流体力学の領域摂動問題における数学的・数値的研究


種別 短期研究員
研究計画題目 流体力学の領域摂動問題における数学的・数値的研究
研究代表者 中澤嵩(東北大学大学院理学研究科数学専攻・助教)
研究実施期間 平成28年1月5日(火)~ 平成28年1月15日(金)
研究分野のキーワード 流体力学,形状最適化
目的と期待される成果 本研究の目的は,複数の擾乱を制御するための形状最適化手法を構築することである.そして,流体工学における流体制御分野において本手法が活用され,より効率的に流体機器の最適設計が行われることが期待される.
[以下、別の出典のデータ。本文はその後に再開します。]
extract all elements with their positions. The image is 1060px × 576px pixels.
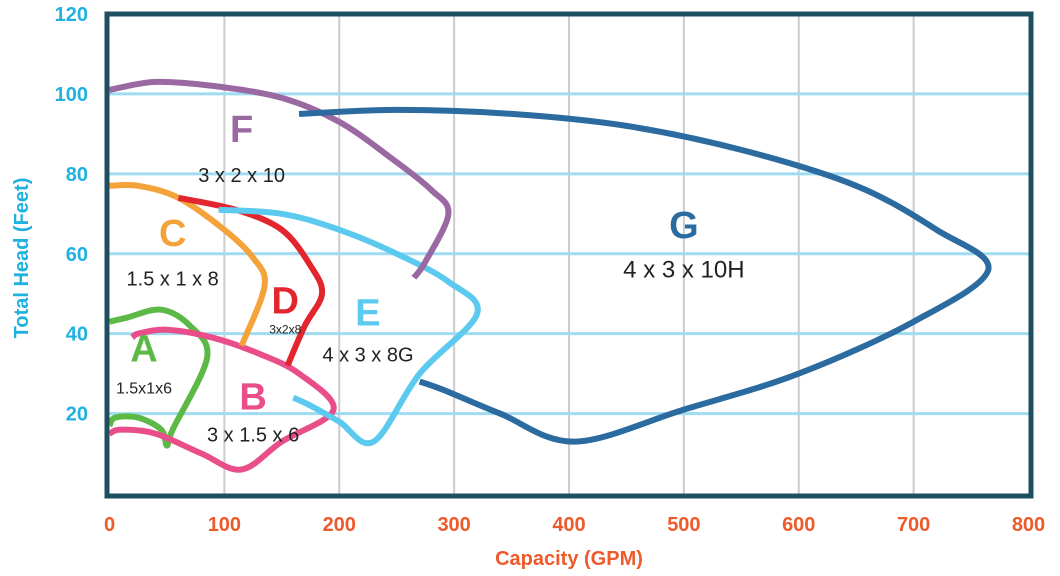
x-tick-label: 200 <box>323 514 356 536</box>
curve-model-e: 4 x 3 x 8G <box>322 345 413 367</box>
curve-letter-c: C <box>159 213 186 255</box>
curve-model-c: 1.5 x 1 x 8 <box>127 269 219 291</box>
y-tick-label: 60 <box>66 244 88 266</box>
x-axis-title: Capacity (GPM) <box>495 548 643 570</box>
x-tick-label: 700 <box>897 514 930 536</box>
curve-c <box>109 181 268 347</box>
curve-model-g: 4 x 3 x 10H <box>623 257 744 284</box>
curve-letter-b: B <box>239 377 266 419</box>
curve-g <box>298 106 992 445</box>
y-tick-label: 20 <box>66 404 88 426</box>
curve-model-b: 3 x 1.5 x 6 <box>207 425 299 447</box>
curve-letter-a: A <box>130 329 157 371</box>
x-tick-label: 500 <box>667 514 700 536</box>
curve-b <box>108 326 337 473</box>
y-axis-title: Total Head (Feet) <box>11 178 33 339</box>
curve-model-a: 1.5x1x6 <box>116 381 172 398</box>
x-tick-label: 100 <box>208 514 241 536</box>
pump-curves <box>106 78 992 473</box>
curve-f <box>108 78 452 280</box>
plot-frame <box>104 11 1034 499</box>
curve-e <box>218 206 481 447</box>
curve-letter-d: D <box>272 281 299 323</box>
curve-model-d: 3x2x8 <box>269 323 301 337</box>
curve-letter-g: G <box>669 205 699 247</box>
x-tick-label: 0 <box>104 514 115 536</box>
x-tick-label: 600 <box>782 514 815 536</box>
curve-letter-e: E <box>355 293 380 335</box>
y-tick-label: 40 <box>66 324 88 346</box>
curve-model-f: 3 x 2 x 10 <box>198 165 285 187</box>
y-axis-ticks: 20 40 60 80 100 120 <box>55 4 88 426</box>
y-tick-label: 100 <box>55 84 88 106</box>
curve-letter-f: F <box>230 109 253 151</box>
x-tick-label: 400 <box>552 514 585 536</box>
y-tick-label: 120 <box>55 4 88 26</box>
x-tick-label: 800 <box>1012 514 1045 536</box>
x-tick-label: 300 <box>437 514 470 536</box>
y-tick-label: 80 <box>66 164 88 186</box>
curve-a <box>106 306 211 449</box>
x-axis-ticks: 0 100 200 300 400 500 600 700 800 <box>104 514 1045 536</box>
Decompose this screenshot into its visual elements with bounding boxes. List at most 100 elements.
平成26年度九州大学IMI短期研究員「Navier-Stokes方程式が定義された空間において安定性理論を活用した形状最適化問題」において,申請者は流体の安定性理論を考慮した形状最適化手法を提案し,数学理論と数値計算手法を構築した.その際,目的関数に線形擾乱の固有値実部,制約関数に定常Navier-Stokes方程式と線形擾乱の特性方程式を設定した.そして,目的関数を最小化させることで臨界レイノルズ数を大きくすることに成功した.しかし,平成26年度に提案した手法では,複数の不安定な線形擾乱が発生した場合,形状更新の度に異なった線形擾乱が不安定化し,結果的に目的関数が十分に減少しないといった現象が確認されている.
昨年度の研究とその課題を受けて,平成27年度では新たな手法を提案する.具体的には,目的関数に擾乱の運動エネルギー,制約関数に定常Navier-Stokes方程式と非定常・非線形擾乱方程式の時間積分を設定することである.この手法により,複数の擾乱が不安定化した場合においても,形状最適化手法を通じて擾乱を制御することが可能であると期待される.将来的には,当該手法を活用することで,高速移動物体の最適設計・最適制御に役立つと期待される.